According to the report, a key driver of finance apps’ rapid growth in APAC is the expansion of mobile money and apps which have succeeded in tapping into demographics that have so far been excluded from the traditional banking sector.

Mobile has opened personal finance to the world’s unbanked, the report says, and in 2018 alone, 143 million mobile money accounts were opened, most of which located in Southeast Asia and Africa, according to data from mobile trade body GSMA.

 

Super apps gain traction

Another factor driving the growth of finance apps in APAC is the rise of super apps. These apps offer a portal that gives access to a wide range of services from ride-hailing and messaging, to social networking and financial services.

Super apps are also leading the change in the payment space by combining social, retail and financial services with their vast data sets of insights to deliver mobile consumers a single, integrated and efficient experience.

China, which is home to the super apps WeChat and Alipay, is unsurprisingly the biggest driver of mobile money uptake in the region. In China, super apps have become central to people’s lives who use them to order meals, hail rides, make mobile payments, and much more.
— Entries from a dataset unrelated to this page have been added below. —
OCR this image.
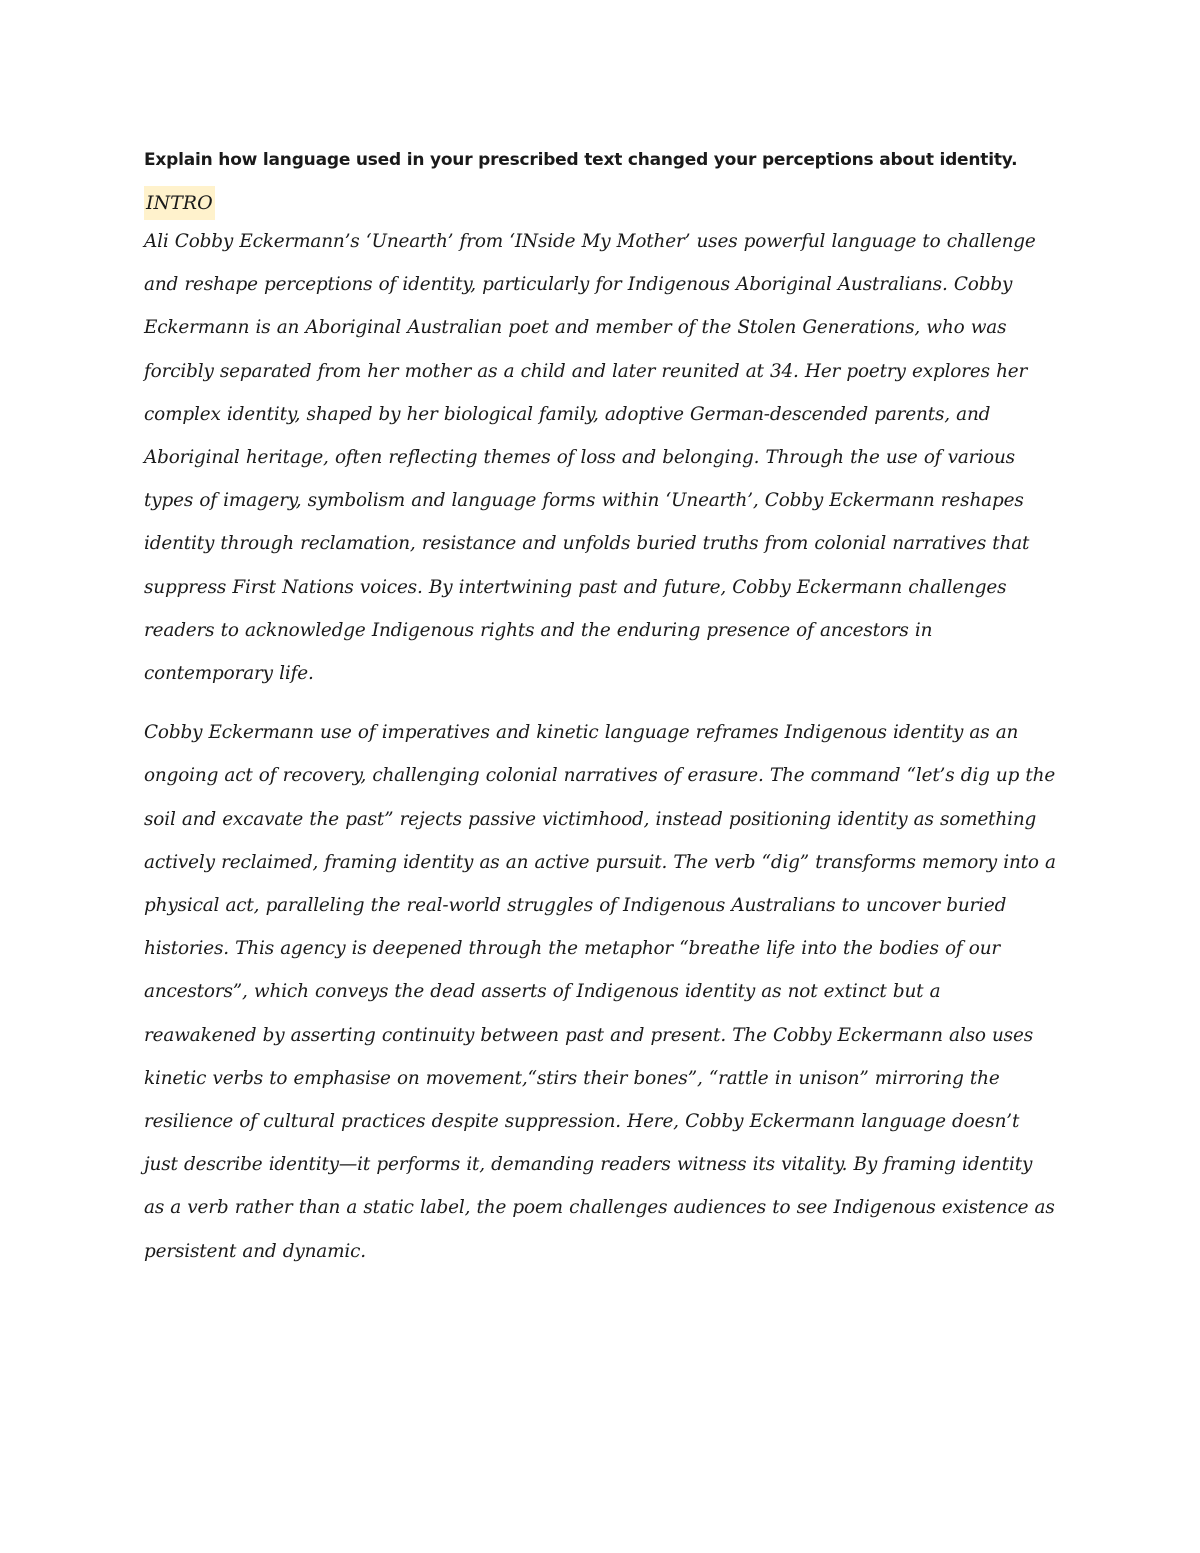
Explain how language used in your prescribed text changed your perceptions about identity.

INTRO

Ali Cobby Eckermann’s ‘Unearth’ from ‘INside My Mother’ uses powerful language to challenge and reshape perceptions of identity, particularly for Indigenous Aboriginal Australians. Cobby Eckermann is an Aboriginal Australian poet and member of the Stolen Generations, who was forcibly separated from her mother as a child and later reunited at 34. Her poetry explores her complex identity, shaped by her biological family, adoptive German-descended parents, and Aboriginal heritage, often reflecting themes of loss and belonging. Through the use of various types of imagery, symbolism and language forms within ‘Unearth’, Cobby Eckermann reshapes identity through reclamation, resistance and unfolds buried truths from colonial narratives that suppress First Nations voices. By intertwining past and future, Cobby Eckermann challenges readers to acknowledge Indigenous rights and the enduring presence of ancestors in contemporary life.

Cobby Eckermann use of imperatives and kinetic language reframes Indigenous identity as an ongoing act of recovery, challenging colonial narratives of erasure. The command “let’s dig up the soil and excavate the past” rejects passive victimhood, instead positioning identity as something actively reclaimed, framing identity as an active pursuit. The verb “dig” transforms memory into a physical act, paralleling the real-world struggles of Indigenous Australians to uncover buried histories. This agency is deepened through the metaphor “breathe life into the bodies of our ancestors”, which conveys the dead asserts of Indigenous identity as not extinct but a reawakened by asserting continuity between past and present. The Cobby Eckermann also uses kinetic verbs to emphasise on movement,“stirs their bones”, “rattle in unison” mirroring the resilience of cultural practices despite suppression. Here, Cobby Eckermann language doesn’t just describe identity—it performs it, demanding readers witness its vitality. By framing identity as a verb rather than a static label, the poem challenges audiences to see Indigenous existence as persistent and dynamic.
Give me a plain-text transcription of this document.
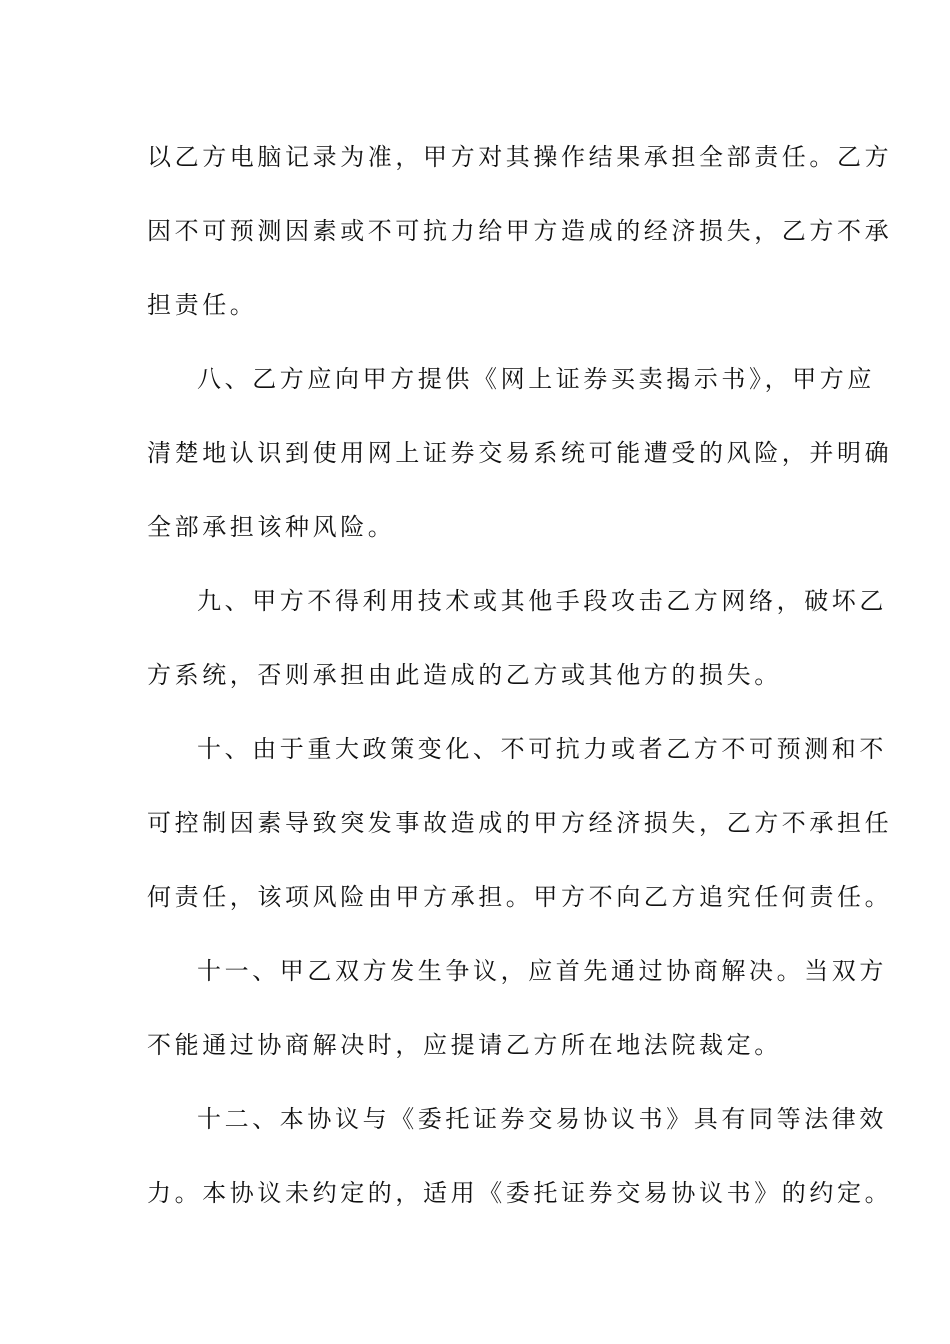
以乙方电脑记录为准，甲方对其操作结果承担全部责任。乙方
因不可预测因素或不可抗力给甲方造成的经济损失，乙方不承
担责任。
八、乙方应向甲方提供《网上证券买卖揭示书》，甲方应
清楚地认识到使用网上证券交易系统可能遭受的风险，并明确
全部承担该种风险。
九、甲方不得利用技术或其他手段攻击乙方网络，破坏乙
方系统，否则承担由此造成的乙方或其他方的损失。
十、由于重大政策变化、不可抗力或者乙方不可预测和不
可控制因素导致突发事故造成的甲方经济损失，乙方不承担任
何责任，该项风险由甲方承担。甲方不向乙方追究任何责任。
十一、甲乙双方发生争议，应首先通过协商解决。当双方
不能通过协商解决时，应提请乙方所在地法院裁定。
十二、本协议与《委托证券交易协议书》具有同等法律效
力。本协议未约定的，适用《委托证券交易协议书》的约定。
According to GSMA, Alipay has partnered with more than 200 financial institutions and is integrated with over 100,000 merchants outside China.

 

Retention rates

According to the research, banking apps have the best retention across all app categories with 32% of users returning on Day 1, and 15% still using the app by Day 30. Compared to 15 app verticals, banking apps come in third, with a Day 30 retention rate that trails news (18%) and music (17%).

Global Banking App Retention Rates, H1 2019, The Mobile Finance Report 2019, Adjust and App Annie

Global Banking App Retention Rates, H1 2019, The Mobile Finance Report 2019, Adjust and App Annie

Payment apps, on the other hand, have a much lower retention rate than other applications and “have a hill to climb when it comes to improving retention,” the research says.

This is due in part because of consumer habits and the effort required to change current attitudes, it says. Additionally, not only do payment apps must compete with market rivals, they must also work to switch dependence (even preference) on cards and cash.